Мужская заначка — это деньги особые. Это не только возможность потратить их безотчетно и в любом имеющемся в наличии количестве.
Мужская заначка — это символ. Знак мужской независимости, умение зарабатывать. Ума, если хотите. Сообразительности, хитрости, предприимчивости. И — одновременно — мужская тайна, оберегаемая и увлекательная, как курение в подростковом возрасте.
Опытный женатый мужчина эту тайну холит и лелеет. И, конечно же, никому, никогда и ни за что не откроет. Зеленый же новичок, молодожен, в этих хитростях еще не искушен. А потому на вопрос супруги:
— Что там?
Владимир Ильич простодушно щелкнул замками.
— О! — воскликнула Надежда Константиновна и полезла внутрь двумя руками.
— Ты что?
— Хочу купить себе сапоги на шнуровке и юбку, — пояснила она.
Сапоги были действительно к месту. Надвигались холода. Но юбка? Зачем юбка?
Из вещей у Надежды Константиновны имелся великолепный универсальный плащ. Со спины в нем невозможно было определить даже пол человека. А вывернутый наизнанку подкладкой вверх он вполне мог использоваться как женское платье. Великолепная маскировочная одежда для революционной деятельности!
— Зачем тебе еще юбка? — удивился Владимир Ильич.
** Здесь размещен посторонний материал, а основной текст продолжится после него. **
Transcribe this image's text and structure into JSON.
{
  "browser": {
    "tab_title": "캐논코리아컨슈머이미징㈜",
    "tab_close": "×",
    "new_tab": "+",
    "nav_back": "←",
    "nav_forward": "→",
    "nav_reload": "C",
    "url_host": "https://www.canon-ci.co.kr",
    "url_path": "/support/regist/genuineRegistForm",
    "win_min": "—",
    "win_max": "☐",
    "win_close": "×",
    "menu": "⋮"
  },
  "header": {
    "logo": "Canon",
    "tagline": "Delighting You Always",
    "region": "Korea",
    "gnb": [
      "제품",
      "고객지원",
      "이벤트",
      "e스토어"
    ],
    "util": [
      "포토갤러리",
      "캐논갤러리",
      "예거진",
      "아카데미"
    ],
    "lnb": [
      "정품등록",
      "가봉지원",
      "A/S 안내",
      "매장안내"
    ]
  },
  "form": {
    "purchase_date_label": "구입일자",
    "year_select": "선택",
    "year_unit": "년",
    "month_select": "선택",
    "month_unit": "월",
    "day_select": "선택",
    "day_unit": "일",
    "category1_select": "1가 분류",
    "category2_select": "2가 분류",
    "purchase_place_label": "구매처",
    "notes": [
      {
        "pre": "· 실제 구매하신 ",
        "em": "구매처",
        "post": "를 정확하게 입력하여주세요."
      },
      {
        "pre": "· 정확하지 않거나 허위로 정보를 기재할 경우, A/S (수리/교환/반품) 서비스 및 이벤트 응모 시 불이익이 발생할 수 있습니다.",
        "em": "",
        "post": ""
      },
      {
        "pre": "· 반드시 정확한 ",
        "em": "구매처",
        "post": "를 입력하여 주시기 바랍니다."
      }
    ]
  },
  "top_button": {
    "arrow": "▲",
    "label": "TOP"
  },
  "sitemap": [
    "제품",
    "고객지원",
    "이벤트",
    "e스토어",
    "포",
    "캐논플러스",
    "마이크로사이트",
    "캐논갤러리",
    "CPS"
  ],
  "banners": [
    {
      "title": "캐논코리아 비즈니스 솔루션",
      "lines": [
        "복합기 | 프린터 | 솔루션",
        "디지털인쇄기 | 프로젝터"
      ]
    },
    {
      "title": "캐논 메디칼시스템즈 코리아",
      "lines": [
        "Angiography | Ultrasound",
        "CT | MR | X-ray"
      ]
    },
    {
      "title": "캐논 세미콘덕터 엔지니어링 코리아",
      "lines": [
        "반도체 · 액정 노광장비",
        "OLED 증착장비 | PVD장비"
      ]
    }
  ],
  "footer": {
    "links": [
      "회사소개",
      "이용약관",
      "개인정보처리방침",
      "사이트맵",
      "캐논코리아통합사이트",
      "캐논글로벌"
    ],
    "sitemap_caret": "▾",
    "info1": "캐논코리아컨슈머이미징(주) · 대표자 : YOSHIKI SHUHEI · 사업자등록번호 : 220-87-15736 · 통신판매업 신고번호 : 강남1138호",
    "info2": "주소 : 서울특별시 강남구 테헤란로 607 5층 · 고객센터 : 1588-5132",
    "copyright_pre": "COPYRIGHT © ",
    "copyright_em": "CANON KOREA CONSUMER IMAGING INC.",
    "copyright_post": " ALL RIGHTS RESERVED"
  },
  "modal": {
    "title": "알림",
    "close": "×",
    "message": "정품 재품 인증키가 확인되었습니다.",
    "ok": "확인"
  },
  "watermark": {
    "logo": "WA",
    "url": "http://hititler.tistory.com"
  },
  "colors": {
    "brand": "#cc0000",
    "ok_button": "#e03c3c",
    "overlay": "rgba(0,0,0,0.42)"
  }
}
— Хочу! — надула губы Надежда Константиновна.
И супруг уступил.
Углядела она и толстую коленкоровую тетрадь.
— А что там?
— Там о кружках.
— Я посмотрю.
Надежда Константиновна внимательно, неторопливо пролистала тетрадь.
— Знаешь, Володя, я вижу здесь прекрасный статистический материал — сведения о заводах, продукции, объемах производства и численности персонала.
— Это помогает мне контролировать кружки и прогнозировать их развитие.
— Вижу — все в динамике. А ведь из этого может родиться замечательная марксистская работа «Развитие капитализма в России».
— Я подумаю.
— И думать нечего! Садись за письменный стол прямо завтра. А за сундучком я пригляжу. Где ключик?
— Зачем он тебе?
— Ты увлечешься работой и можешь его потерять.
— Я ношу его на цепочке на шее.
— Тем более надо отдать его мне.
— Почему?
— Русский народ в массе своей верит в бога. И на шее носит крестик. А если узнает, что у тебя там ключ, то отвернутся и от тебя и от марксизма. Этого нельзя допустить!
— Ну, хорошо, хорошо!
Охота
Весна в Шушенском принесла Владимиру Ильичу новое увлечение. Весной он пристрастился к охоте.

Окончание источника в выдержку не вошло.